Physical information such as
symbols, wires and pins are
migrated and adapted to suit
the elements in the new PDK
with automatic position
adjustment, rewiring, short
location and connectivity
checking tools.
Some SOI transistors
have extra pins for body
biasing so these must be
connected as required.
Automatic short
location within the
migration tools picks up any
places where a new pin
shorts to an existing wire
and re-routes to fix the
problem.
Migrating parameters is
often far more complex than
it first appears so the flow
must deal with differences
in parameter definition and
construction.
Translating IP from
the same foundry is usually
easier as most of a
foundry’s PDKs have a
similar construction but
converting data from
elsewhere is often much more
complex.
Differences in basic device
definition means that there
is no direct map from source
to target but even the most
complex conditional based
parameter mapping can be
built in to the flow.
All of this is
defined and controlled
within the migration tools,
making the details of the
conversion factors
transparent to the user.
Device size limits can also
play an important part in
process migration.
Tools must recognise
instances that can no longer
be drawn in the target
process due to limits in
maximum or minimum values
and adapt them accordingly.
For example, the
maximum finger width in
22FDX® may be smaller than
that allowed in an older
technology so devices must
be reconfigured to retain
their total size.
Old parameters that
are out of the reach of the
new PDK are a common issue
in design migration and the
OSIRIS flow will recognise
and reconfigure components
as required.
Similar changes are often
required in passive
components when size limits
many mean changes in the
number of segments in a
resistor chain or revised
multiples for a bank of
capacitors.
The migration flow
uses special call back
triggers in the target PDK
to set component values to
ensure that they are
properly calibrated.
There is no need for
the user to calculate
capacitance or resistance
per square in the old and
new processes and create
conversion factors for every
component themselves.
Once
the schematic migration is
complete and the test
benches are converted, the
circuit can run through
first level simulation.
This should confirm
overall functionality of the
system in the new process as
the simulation is using
models from the 22FDX®
libraries.
More accurate
simulation can be achieved
by using the ‘pre’ models
provided in the PDK to
include first level
estimates of parasitics in
the new process.

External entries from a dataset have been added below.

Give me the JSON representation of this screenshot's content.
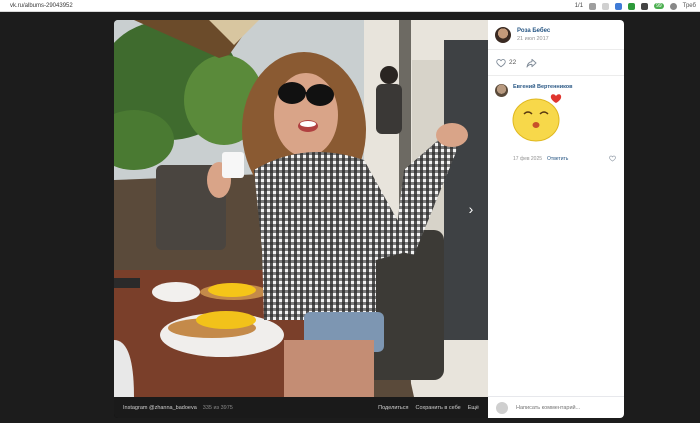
{
  "browser": {
    "url": "vk.ru/albums-29043952",
    "page_indicator": "1/1",
    "badge_count": "99",
    "last_label": "Треб"
  },
  "viewer": {
    "caption_source": "Instagram @zhanna_badoeva",
    "photo_counter": "335 из 3975",
    "actions": {
      "share": "Поделиться",
      "save": "Сохранить в себе",
      "more": "Ещё"
    },
    "next_arrow": "›"
  },
  "sidebar": {
    "author_name": "Роза Бебес",
    "author_date": "21 июл 2017",
    "likes_count": "22",
    "comment": {
      "author": "Евгений Вертенников",
      "date": "17 фев 2025",
      "reply_label": "Ответить"
    },
    "compose_placeholder": "Написать комментарий..."
  },
  "colors": {
    "link": "#2a5885",
    "muted": "#939393",
    "dim_background": "#1c1c1c"
  }
}
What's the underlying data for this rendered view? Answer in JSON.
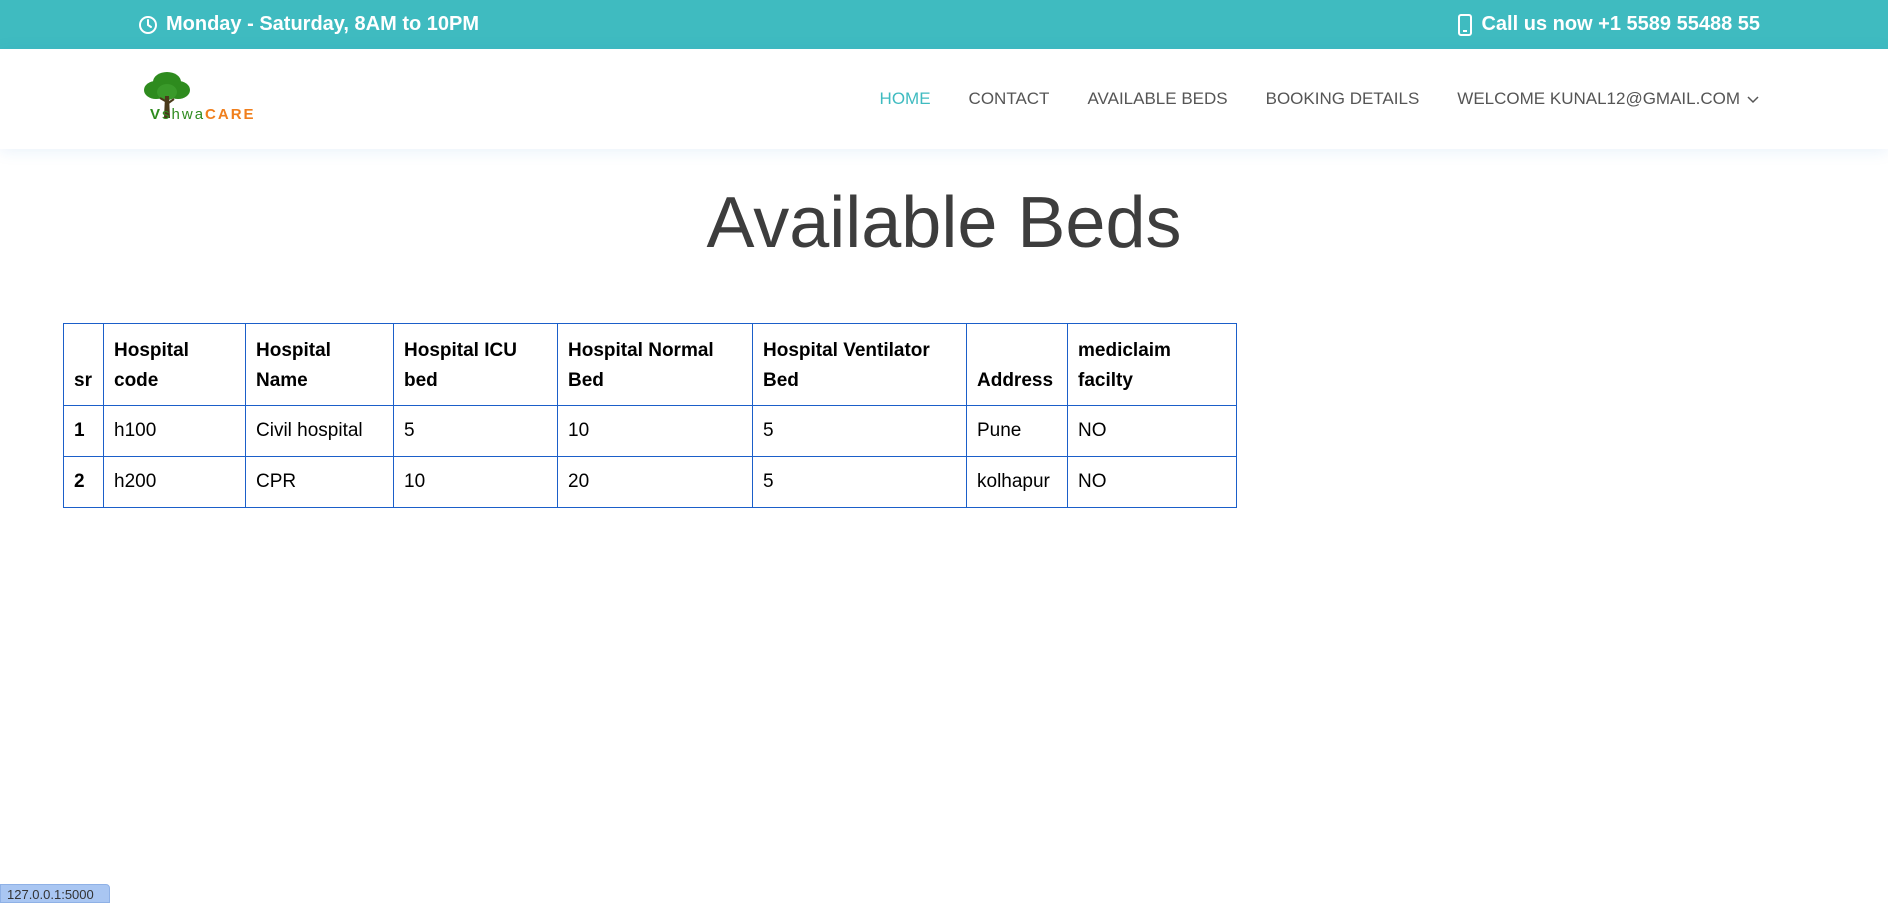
{
  "topbar": {
    "hours": "Monday - Saturday, 8AM to 10PM",
    "phone": "Call us now +1 5589 55488 55",
    "color": "#3fbbc0"
  },
  "logo": {
    "text_v": "V",
    "text_shwa": "shwa",
    "text_care": "CARE"
  },
  "nav": {
    "items": [
      {
        "label": "HOME",
        "active": true
      },
      {
        "label": "CONTACT",
        "active": false
      },
      {
        "label": "AVAILABLE BEDS",
        "active": false
      },
      {
        "label": "BOOKING DETAILS",
        "active": false
      },
      {
        "label": "WELCOME KUNAL12@GMAIL.COM",
        "active": false
      }
    ]
  },
  "page": {
    "title": "Available Beds"
  },
  "table": {
    "headers": [
      "sr",
      "Hospital code",
      "Hospital Name",
      "Hospital ICU bed",
      "Hospital Normal Bed",
      "Hospital Ventilator Bed",
      "Address",
      "mediclaim facilty"
    ],
    "rows": [
      [
        "1",
        "h100",
        "Civil hospital",
        "5",
        "10",
        "5",
        "Pune",
        "NO"
      ],
      [
        "2",
        "h200",
        "CPR",
        "10",
        "20",
        "5",
        "kolhapur",
        "NO"
      ]
    ]
  },
  "status": {
    "url": "127.0.0.1:5000"
  }
}
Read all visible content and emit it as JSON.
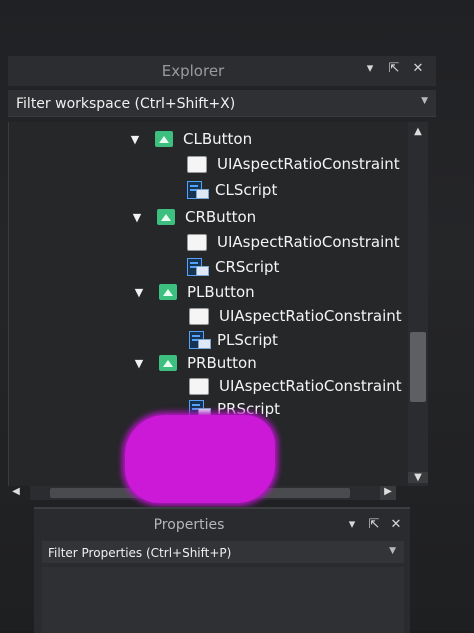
{
  "explorer": {
    "title": "Explorer",
    "filter_placeholder": "Filter workspace (Ctrl+Shift+X)",
    "tree": [
      {
        "label": "CLButton",
        "type": "frame",
        "expandable": true
      },
      {
        "label": "UIAspectRatioConstraint",
        "type": "constraint",
        "expandable": false
      },
      {
        "label": "CLScript",
        "type": "script",
        "expandable": false
      },
      {
        "label": "CRButton",
        "type": "frame",
        "expandable": true
      },
      {
        "label": "UIAspectRatioConstraint",
        "type": "constraint",
        "expandable": false
      },
      {
        "label": "CRScript",
        "type": "script",
        "expandable": false
      },
      {
        "label": "PLButton",
        "type": "frame",
        "expandable": true
      },
      {
        "label": "UIAspectRatioConstraint",
        "type": "constraint",
        "expandable": false
      },
      {
        "label": "PLScript",
        "type": "script",
        "expandable": false
      },
      {
        "label": "PRButton",
        "type": "frame",
        "expandable": true
      },
      {
        "label": "UIAspectRatioConstraint",
        "type": "constraint",
        "expandable": false
      },
      {
        "label": "PRScript",
        "type": "script",
        "expandable": false
      }
    ]
  },
  "properties": {
    "title": "Properties",
    "filter_placeholder": "Filter Properties (Ctrl+Shift+P)"
  },
  "icons": {
    "collapse": "chevron-down-icon",
    "undock": "undock-icon",
    "close": "close-icon",
    "frame": "image-button-icon",
    "constraint": "aspect-ratio-icon",
    "script": "local-script-icon"
  },
  "colors": {
    "background": "#202124",
    "frame_icon": "#3dbf7f",
    "script_icon": "#51a3ff",
    "redaction": "#cc19d8"
  }
}
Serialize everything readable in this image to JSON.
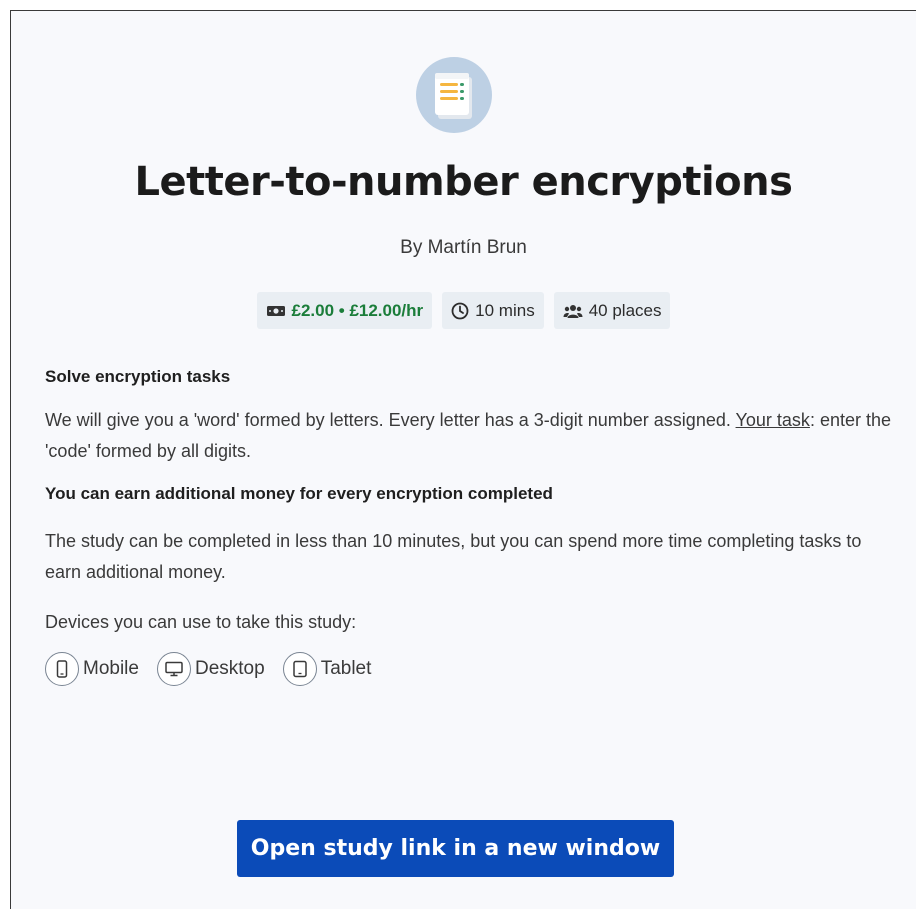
{
  "study": {
    "title": "Letter-to-number encryptions",
    "author": "By Martín Brun",
    "logo_icon": "document-list-icon"
  },
  "chips": {
    "reward": "£2.00 • £12.00/hr",
    "duration": "10 mins",
    "places": "40 places"
  },
  "description": {
    "heading1": "Solve encryption tasks",
    "para1_main": "We will give you a 'word' formed by letters. Every letter has a 3-digit number assigned.",
    "para1_task_label": "Your task",
    "para1_task_rest": ": enter the 'code' formed by all digits.",
    "heading2": "You can earn additional money for every encryption completed",
    "para2": "The study can be completed in less than 10 minutes, but you can spend more time completing tasks to earn additional money.",
    "devices_label": "Devices you can use to take this study:"
  },
  "devices": [
    {
      "label": "Mobile",
      "icon": "mobile-icon"
    },
    {
      "label": "Desktop",
      "icon": "desktop-icon"
    },
    {
      "label": "Tablet",
      "icon": "tablet-icon"
    }
  ],
  "actions": {
    "open_link": "Open study link in a new window"
  },
  "colors": {
    "primary": "#0b4bb8",
    "reward_green": "#1b7d3a",
    "chip_bg": "#e9eef3"
  }
}
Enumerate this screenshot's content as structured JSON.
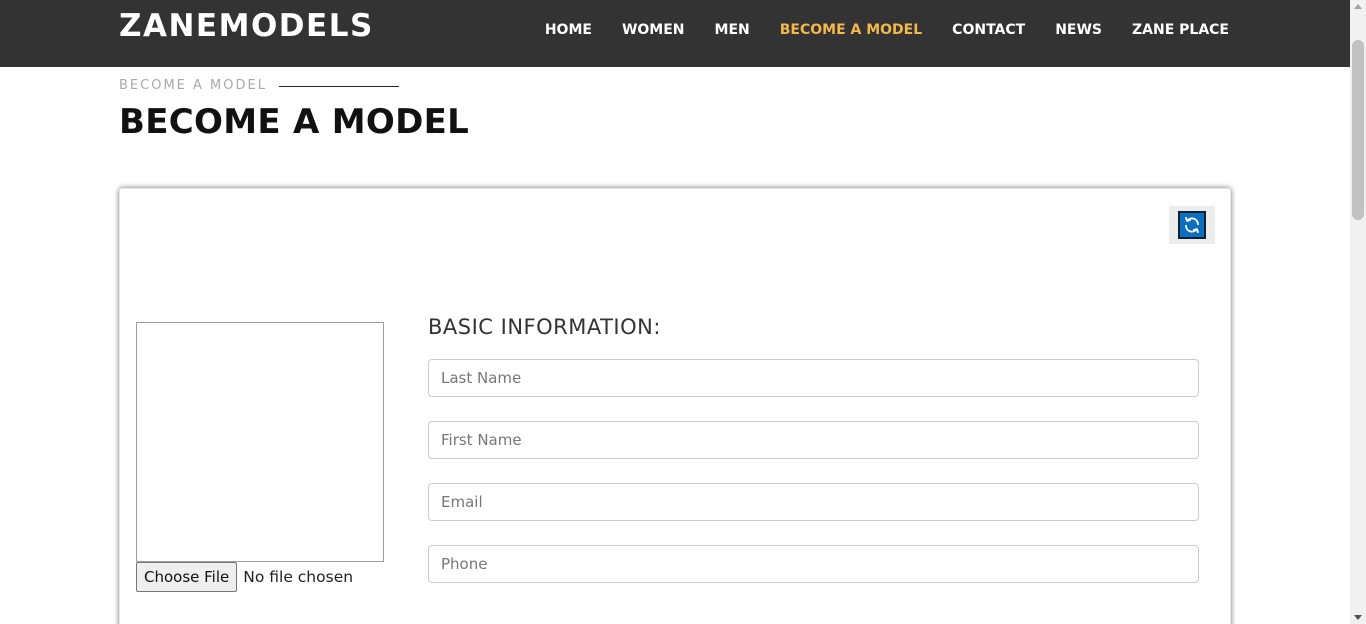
{
  "nav": {
    "brand": "ZANEMODELS",
    "links": [
      {
        "label": "HOME",
        "active": false
      },
      {
        "label": "WOMEN",
        "active": false
      },
      {
        "label": "MEN",
        "active": false
      },
      {
        "label": "BECOME A MODEL",
        "active": true
      },
      {
        "label": "CONTACT",
        "active": false
      },
      {
        "label": "NEWS",
        "active": false
      },
      {
        "label": "ZANE PLACE",
        "active": false
      }
    ]
  },
  "header": {
    "breadcrumb": "BECOME A MODEL",
    "title": "BECOME A MODEL"
  },
  "form": {
    "refresh_icon": "refresh-icon",
    "file_button": "Choose File",
    "file_status": "No file chosen",
    "section_title": "BASIC INFORMATION:",
    "fields": {
      "last_name": {
        "placeholder": "Last Name"
      },
      "first_name": {
        "placeholder": "First Name"
      },
      "email": {
        "placeholder": "Email"
      },
      "phone": {
        "placeholder": "Phone"
      }
    }
  },
  "colors": {
    "navbar": "#333333",
    "active_link": "#f2b84b",
    "refresh_button": "#0b6fc0"
  }
}
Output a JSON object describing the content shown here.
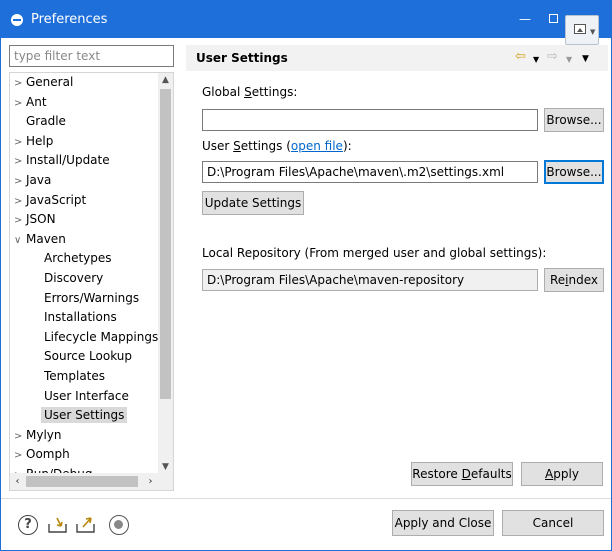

Full Monte
Carlo analysis will give
more detailed data but first
order simulation will give
an overview of what can be
expected in the SOI process.
Designers may also wish to
boost circuit performance by
updating certain parts of
the circuit to take full
advantage of the features
available in SOI.
Body biasing could be
applied to input stages to
deliver faster switching and
large driving devices could
be given reverse body bias
to reduce leakage.
A migrated schematic
means that designers can get
to the circuit tuning level
without having to worry
about building an entirely
new design from scratch.
Once this migration
flow is configured, even
large designs can be
migrated and ready for
simulation in a matter of
hours.
Layout Migration
With
the schematic migrated and
first simulations run,
attention can turn to the
layout.
In cases where circuits that
have received extensive
changes, the layout may need
to be recreated and the
migrated schematic can
include pre-defined
constraints to drive a
guided layout flow.
An important feature
of any migrated database
must be that it can be used
and edited like any other
design so updates can be
made the migrated circuit at
will, just as if it had been
drawn directly in the 22FDX®
process.
If
the design has not been
extensively modified, the
OSIRIS layout migration
tools can translate the
design to the new process to
be verified against the
migrated schematic.
Layout migration is
much more complex than
translating schematics and
moving from bulk silicon to
an SOI process presents some
extra challenges.
However, a
comprehensive migration flow
will address the intricacies
of the different circuit
elements while giving
designers control and
flexibility to update the
circuits where necessary.
While schematic
migration is fully
automated, some sort of
interaction is usually
necessary during layout
migration to adapt the
design where necessary.
The
key to migrating analog
layout is to use foundry
elements in the target PDK
to build the migrated
design.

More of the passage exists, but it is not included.